Streusel:
1/2 cup all purpose flour
1/4 cup packed light brown sugar
Pinch ground cardamom
1/4 cup vegetable oil
Cake:
1/2 cup vegetable oil
2 eggs
1/2 cup granulated sugar
1/4 cup packed light brown sugar
2 tsp vanilla
1-1/2 cups all purpose flour
1-1/2 tsp baking powder
1/2 tsp salt
3 tbsp pear nectar or apple juice
2 ripe pears, peeled, cored and thinly sliced
Preheat oven to 375F. Grease a round 8-inch cake pan.
Streusal: In bowl, toss together flour, sugar and cinnamon. Pour oil over mixture, tossing with fork or fingers until a crumbly mixture is formed. Set aside.

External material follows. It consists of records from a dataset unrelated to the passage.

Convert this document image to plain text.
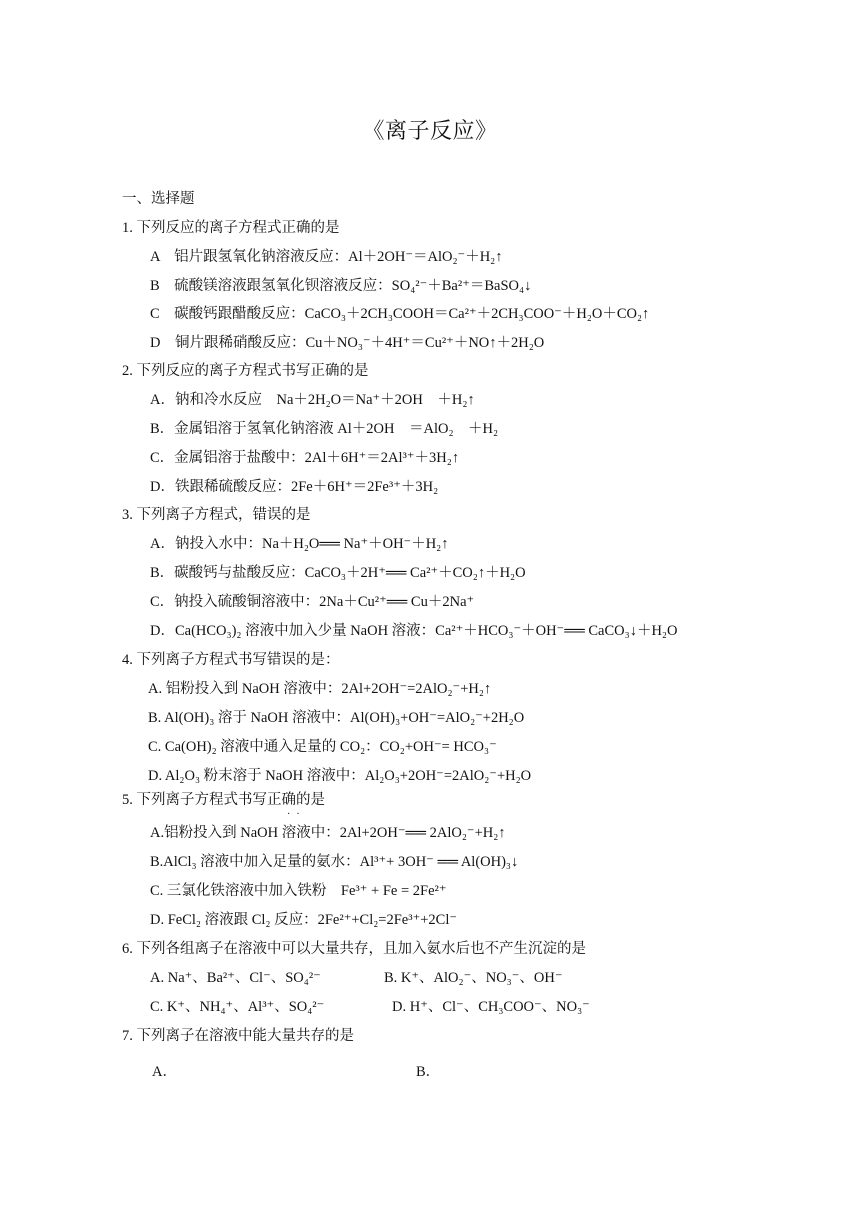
《离子反应》
一、选择题
1. 下列反应的离子方程式正确的是
A　铝片跟氢氧化钠溶液反应：Al＋2OH⁻＝AlO₂⁻＋H₂↑
B　硫酸镁溶液跟氢氧化钡溶液反应：SO₄²⁻＋Ba²⁺＝BaSO₄↓
C　碳酸钙跟醋酸反应：CaCO₃＋2CH₃COOH＝Ca²⁺＋2CH₃COO⁻＋H₂O＋CO₂↑
D　铜片跟稀硝酸反应：Cu＋NO₃⁻＋4H⁺＝Cu²⁺＋NO↑＋2H₂O
2. 下列反应的离子方程式书写正确的是
A．钠和冷水反应　Na＋2H₂O＝Na⁺＋2OH　＋H₂↑
B．金属铝溶于氢氧化钠溶液 Al＋2OH　＝AlO₂　＋H₂
C．金属铝溶于盐酸中：2Al＋6H⁺＝2Al³⁺＋3H₂↑
D．铁跟稀硫酸反应：2Fe＋6H⁺＝2Fe³⁺＋3H₂
3. 下列离子方程式，错误的是
A．钠投入水中：Na＋H₂O══ Na⁺＋OH⁻＋H₂↑
B．碳酸钙与盐酸反应：CaCO₃＋2H⁺══ Ca²⁺＋CO₂↑＋H₂O
C．钠投入硫酸铜溶液中：2Na＋Cu²⁺══ Cu＋2Na⁺
D．Ca(HCO₃)₂ 溶液中加入少量 NaOH 溶液：Ca²⁺＋HCO₃⁻＋OH⁻══ CaCO₃↓＋H₂O
4. 下列离子方程式书写错误的是：
A. 铝粉投入到 NaOH 溶液中：2Al+2OH⁻=2AlO₂⁻+H₂↑
B. Al(OH)₃ 溶于 NaOH 溶液中：Al(OH)₃+OH⁻=AlO₂⁻+2H₂O
C. Ca(OH)₂ 溶液中通入足量的 CO₂：CO₂+OH⁻= HCO₃⁻
D. Al₂O₃ 粉末溶于 NaOH 溶液中：Al₂O₃+2OH⁻=2AlO₂⁻+H₂O
5. 下列离子方程式书写正确的是
··
A.铝粉投入到 NaOH 溶液中：2Al+2OH⁻══ 2AlO₂⁻+H₂↑
B.AlCl₃ 溶液中加入足量的氨水：Al³⁺+ 3OH⁻ ══ Al(OH)₃↓
C. 三氯化铁溶液中加入铁粉　Fe³⁺ + Fe = 2Fe²⁺
D. FeCl₂ 溶液跟 Cl₂ 反应：2Fe²⁺+Cl₂=2Fe³⁺+2Cl⁻
6. 下列各组离子在溶液中可以大量共存，且加入氨水后也不产生沉淀的是
A. Na⁺、Ba²⁺、Cl⁻、SO₄²⁻	B. K⁺、AlO₂⁻、NO₃⁻、OH⁻
C. K⁺、NH₄⁺、Al³⁺、SO₄²⁻	D. H⁺、Cl⁻、CH₃COO⁻、NO₃⁻
7. 下列离子在溶液中能大量共存的是
A．	B．
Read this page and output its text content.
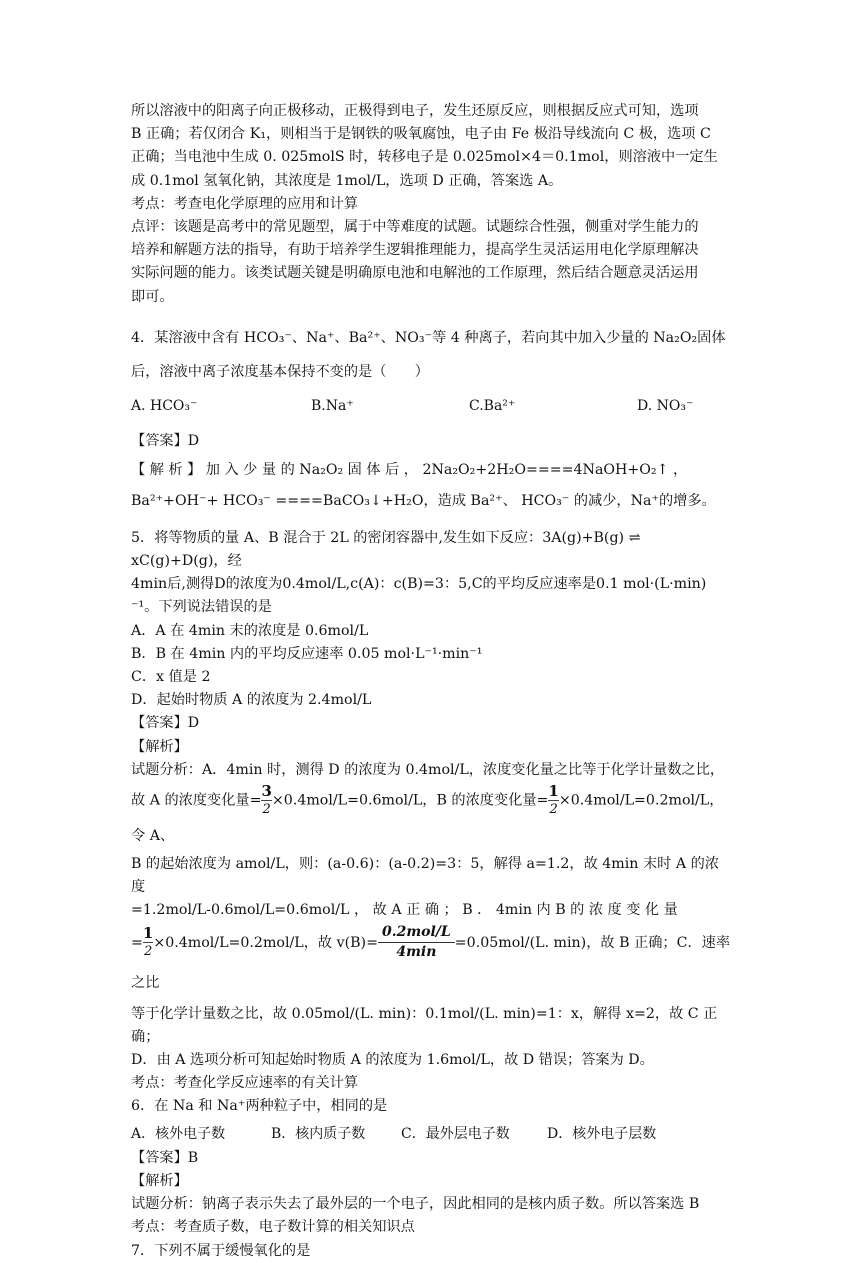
所以溶液中的阳离子向正极移动，正极得到电子，发生还原反应，则根据反应式可知，选项

B 正确；若仅闭合 K₁，则相当于是钢铁的吸氧腐蚀，电子由 Fe 极沿导线流向 C 极，选项 C

正确；当电池中生成 0. 025molS 时，转移电子是 0.025mol×4＝0.1mol，则溶液中一定生

成 0.1mol 氢氧化钠，其浓度是 1mol/L，选项 D 正确，答案选 A。

考点：考查电化学原理的应用和计算

点评：该题是高考中的常见题型，属于中等难度的试题。试题综合性强，侧重对学生能力的

培养和解题方法的指导，有助于培养学生逻辑推理能力，提高学生灵活运用电化学原理解决

实际问题的能力。该类试题关键是明确原电池和电解池的工作原理，然后结合题意灵活运用

即可。

4．某溶液中含有 HCO₃⁻、Na⁺、Ba²⁺、NO₃⁻等 4 种离子，若向其中加入少量的 Na₂O₂固体

后，溶液中离子浓度基本保持不变的是（　　）

A. HCO₃⁻	B.Na⁺	C.Ba²⁺	D. NO₃⁻

【答案】D

【 解 析 】 加 入 少 量 的 Na₂O₂ 固 体 后 ， 2Na₂O₂+2H₂O====4NaOH+O₂↑ ，

Ba²⁺+OH⁻+ HCO₃⁻ ====BaCO₃↓+H₂O，造成 Ba²⁺、 HCO₃⁻ 的减少，Na⁺的增多。

5．将等物质的量 A、B 混合于 2L 的密闭容器中,发生如下反应：3A(g)+B(g) ⇌ xC(g)+D(g)，经

4min后,测得D的浓度为0.4mol/L,c(A)：c(B)=3：5,C的平均反应速率是0.1 mol·(L·min)

⁻¹。下列说法错误的是

A．A 在 4min 末的浓度是 0.6mol/L

B．B 在 4min 内的平均反应速率 0.05 mol·L⁻¹·min⁻¹

C．x 值是 2

D．起始时物质 A 的浓度为 2.4mol/L

【答案】D

【解析】

试题分析：A．4min 时，测得 D 的浓度为 0.4mol/L，浓度变化量之比等于化学计量数之比，

故 A 的浓度变化量= $\frac{3}{2} \times 0.4mol/L=0.6mol/L$，B 的浓度变化量= $\frac{1}{2} \times 0.4mol/L=0.2mol/L$，令 A、

B 的起始浓度为 amol/L，则：(a-0.6)：(a-0.2)=3：5，解得 a=1.2，故 4min 末时 A 的浓度

=1.2mol/L-0.6mol/L=0.6mol/L ， 故 A 正 确 ； B ． 4min 内 B 的 浓 度 变 化 量

= $\frac{1}{2} \times 0.4mol/L=0.2mol/L$，故 v(B)=
0.2mol/L
4min
=0.05mol/(L. min)，故 B 正确；C．速率之比

等于化学计量数之比，故 0.05mol/(L. min)：0.1mol/(L. min)=1：x，解得 x=2，故 C 正确；

D．由 A 选项分析可知起始时物质 A 的浓度为 1.6mol/L，故 D 错误；答案为 D。

考点：考查化学反应速率的有关计算

6．在 Na 和 Na⁺两种粒子中，相同的是

A．核外电子数	B．核内质子数	C．最外层电子数	D．核外电子层数

【答案】B

【解析】

试题分析：钠离子表示失去了最外层的一个电子，因此相同的是核内质子数。所以答案选 B

考点：考查质子数，电子数计算的相关知识点

7．下列不属于缓慢氧化的是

Cake: in bowl of electric stand up mixer or using hand held mixer, beat oil with eggs until well combined and light coloured. Beat in granulated and brown sugars; beat for 2 minutes. Beat in vanilla. In separate bowl, combine flour, baking powder and salt. Fold in flour mixture alternately with pear nectar, making three additions of flour and two of pear, ending with the flour mixture. Scrape batter into prepared pan. Arrange pear slices on top of batter in a concentric circle. Sprinkle streusel over until pears are completely covered.
Bake in centre of preheated oven for 35 to 40 minutes or until cake tester inserted in centre of cake comes out clean. Cool in pan on rack. Once cool, invert onto plate and then re-invert so that streusel and pears are on top. Best served the same day.